• Welcome to TechPowerUp Forums, Guest! Please check out our forum guidelines for info related to our community.

Intel Starts Shipping 'Haswell Refresh' Processors

I'm tempted even though I have a 4770K , the only thing that stops me is Haswell-E and DDR4 which is coming soon.

I'm starting to think Haswell-E will have a 6 Core entry level processor option. Something like:

Core i7 5960X - 8 cores / 16 threads ~$1000 USD

Core i7 5930K - 8 cores / 16 threads ~$550 USD

Core i7 5820 - 6 cores / 12 threads ~$300 USD

The Haswell-E processor nomenclature is a guess as well. Still, it would make sense that Intel would attempt to make the entry level Haswell-E processor less attractive with respect to the other two (mid and high-end). So the entry level may be locked or rather partially locked comparatively speaking.

6 cores (real cores mind you) / 12 threads for ~$300 could be really interesting and attractive depending on your use case.

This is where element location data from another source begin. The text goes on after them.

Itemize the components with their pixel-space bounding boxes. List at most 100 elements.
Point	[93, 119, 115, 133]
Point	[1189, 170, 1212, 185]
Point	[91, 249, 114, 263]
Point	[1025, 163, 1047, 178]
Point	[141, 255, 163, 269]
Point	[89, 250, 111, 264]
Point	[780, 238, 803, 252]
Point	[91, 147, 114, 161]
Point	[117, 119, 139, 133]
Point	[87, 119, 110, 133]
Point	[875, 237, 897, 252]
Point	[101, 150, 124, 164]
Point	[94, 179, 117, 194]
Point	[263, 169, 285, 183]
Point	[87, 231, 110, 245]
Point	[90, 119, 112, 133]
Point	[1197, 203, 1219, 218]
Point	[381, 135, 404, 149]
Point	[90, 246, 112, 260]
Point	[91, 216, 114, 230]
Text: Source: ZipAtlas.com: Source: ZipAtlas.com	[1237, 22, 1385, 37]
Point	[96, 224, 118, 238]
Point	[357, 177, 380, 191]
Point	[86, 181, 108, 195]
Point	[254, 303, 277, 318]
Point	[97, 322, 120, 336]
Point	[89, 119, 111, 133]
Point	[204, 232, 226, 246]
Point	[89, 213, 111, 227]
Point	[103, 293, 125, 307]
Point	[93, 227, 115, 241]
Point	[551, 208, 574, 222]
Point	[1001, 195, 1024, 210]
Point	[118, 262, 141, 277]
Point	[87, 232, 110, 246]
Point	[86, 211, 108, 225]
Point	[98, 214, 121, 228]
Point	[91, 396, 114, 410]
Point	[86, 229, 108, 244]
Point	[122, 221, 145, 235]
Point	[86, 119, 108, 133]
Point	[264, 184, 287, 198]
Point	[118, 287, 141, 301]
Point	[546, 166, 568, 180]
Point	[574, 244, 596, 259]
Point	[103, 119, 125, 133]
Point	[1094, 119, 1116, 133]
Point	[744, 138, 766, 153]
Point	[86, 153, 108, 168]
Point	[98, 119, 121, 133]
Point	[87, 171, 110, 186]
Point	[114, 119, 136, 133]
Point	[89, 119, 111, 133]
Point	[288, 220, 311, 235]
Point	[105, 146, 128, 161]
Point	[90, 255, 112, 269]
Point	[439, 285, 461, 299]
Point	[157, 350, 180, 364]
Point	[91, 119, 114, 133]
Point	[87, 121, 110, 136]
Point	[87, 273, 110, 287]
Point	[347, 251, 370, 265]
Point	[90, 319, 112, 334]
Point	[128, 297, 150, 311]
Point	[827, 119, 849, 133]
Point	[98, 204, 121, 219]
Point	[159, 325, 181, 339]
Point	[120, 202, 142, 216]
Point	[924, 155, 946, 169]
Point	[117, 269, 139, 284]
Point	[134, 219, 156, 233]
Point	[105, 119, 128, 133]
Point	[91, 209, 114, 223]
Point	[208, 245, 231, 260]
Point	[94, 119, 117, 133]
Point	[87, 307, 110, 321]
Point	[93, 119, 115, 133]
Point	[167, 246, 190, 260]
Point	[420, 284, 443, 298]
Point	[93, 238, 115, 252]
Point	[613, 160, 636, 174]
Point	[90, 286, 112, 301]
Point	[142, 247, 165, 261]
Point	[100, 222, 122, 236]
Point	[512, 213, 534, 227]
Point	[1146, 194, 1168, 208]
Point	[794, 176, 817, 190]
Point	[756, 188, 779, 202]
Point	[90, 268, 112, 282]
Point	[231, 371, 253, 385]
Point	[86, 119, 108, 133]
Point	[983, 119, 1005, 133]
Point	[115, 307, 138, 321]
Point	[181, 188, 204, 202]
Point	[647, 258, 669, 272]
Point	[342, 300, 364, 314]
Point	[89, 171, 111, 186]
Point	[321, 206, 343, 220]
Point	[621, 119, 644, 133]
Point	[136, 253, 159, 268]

The problem there though is that new X99 / LGA2011-3 motherboards will likely be expensive or at least more expensive then mainstream LGA1150 boards to say nothing of DDR4 with respect to DDR3.
 
They are not "refreshes", newer products or anything that resembles the previous, they are the same old chips off the same old production process line, the programming of the chips have been altered to a slightly higher speed and they have bought better thermal paste, that's it.

A Dazzling total of 44 chips have been introduced by Intel, 27 of which are for desktops while the rest are for mobile devices.
Wow 27 desktop chips, a chip for every $10 price point- all made from an identical piece of silicon, this makes automotive branding and marketing look simple.

Wake up Intel stop scamming us and market these products with a bit of sanity, 6 chips- 2 high end i7, 2 midrange i5, 2 lowend i3, delete all the others. Why would anyone bother with the uber low end Pentiums and Celerons they aren't worth having in production, the uber low end is the atom end.
 
Last edited:
They are not "refreshes", newer products or anything that resembles the previous, they are the same old chips off the same old production process line, the programming of the chips have been altered to a slightly higher speed and they have bought better thermal paste, that's it.

I never said that wasn't the case but everyone has been dubbing it a "refresh" and that is exactly what it is considering it's the same hardware in the box. A refresh doesn't imply new hardware, it implies a new round of products which may or may not be different than its predecessor. For example, I would consider the 3970x a refresh of the 3960x and that would apply to these new products coming out.
 
This is a Haswell refresh, not Intel's "tock" (aka. Broadwell). Z97 afaict will still be on the same socket and will be released when Broadwell comes out but I think you're going to have to start citing sources if you're going to make claims like that.

I thought Broadwell was Tick and Skylake Tock? Intel Tick/Tock is just confusing.

Intel-BGA-Package.jpg
 
They are not "refreshes", newer products or anything that resembles the previous, they are the same old chips off the same old production process line, the programming of the chips have been altered to a slightly higher speed and they have bought better thermal paste, that's it.

A Dazzling total of 44 chips have been introduced by Intel, 27 of which are for desktops while the rest are for mobile devices.
Wow 27 desktop chips, a chip for every $10 price point- all made from an identical piece of silicon, this makes automotive branding and marketing look simple.

Wake up Intel stop scamming us and market these products with a bit of sanity, 6 chips- 2 high end i7, 2 midrange i5, 2 lowend i3, delete all the others. Why would anyone bother with the uber low end Pentiums and Celerons they aren't worth having in production, the uber low end is the atom end.

You clearly have no idea how silicon binning works.
 
I'm starting to think Haswell-E will have a 6 Core entry level processor option. Something like:

Core i7 5960X - 8 cores / 16 threads ~$1000 USD

Core i7 5930K - 8 cores / 16 threads ~$550 USD

Core i7 5820 - 6 cores / 12 threads ~$300 USD
The only one 8 core Haswell-E is 5960X. 5930K will be 6 core again.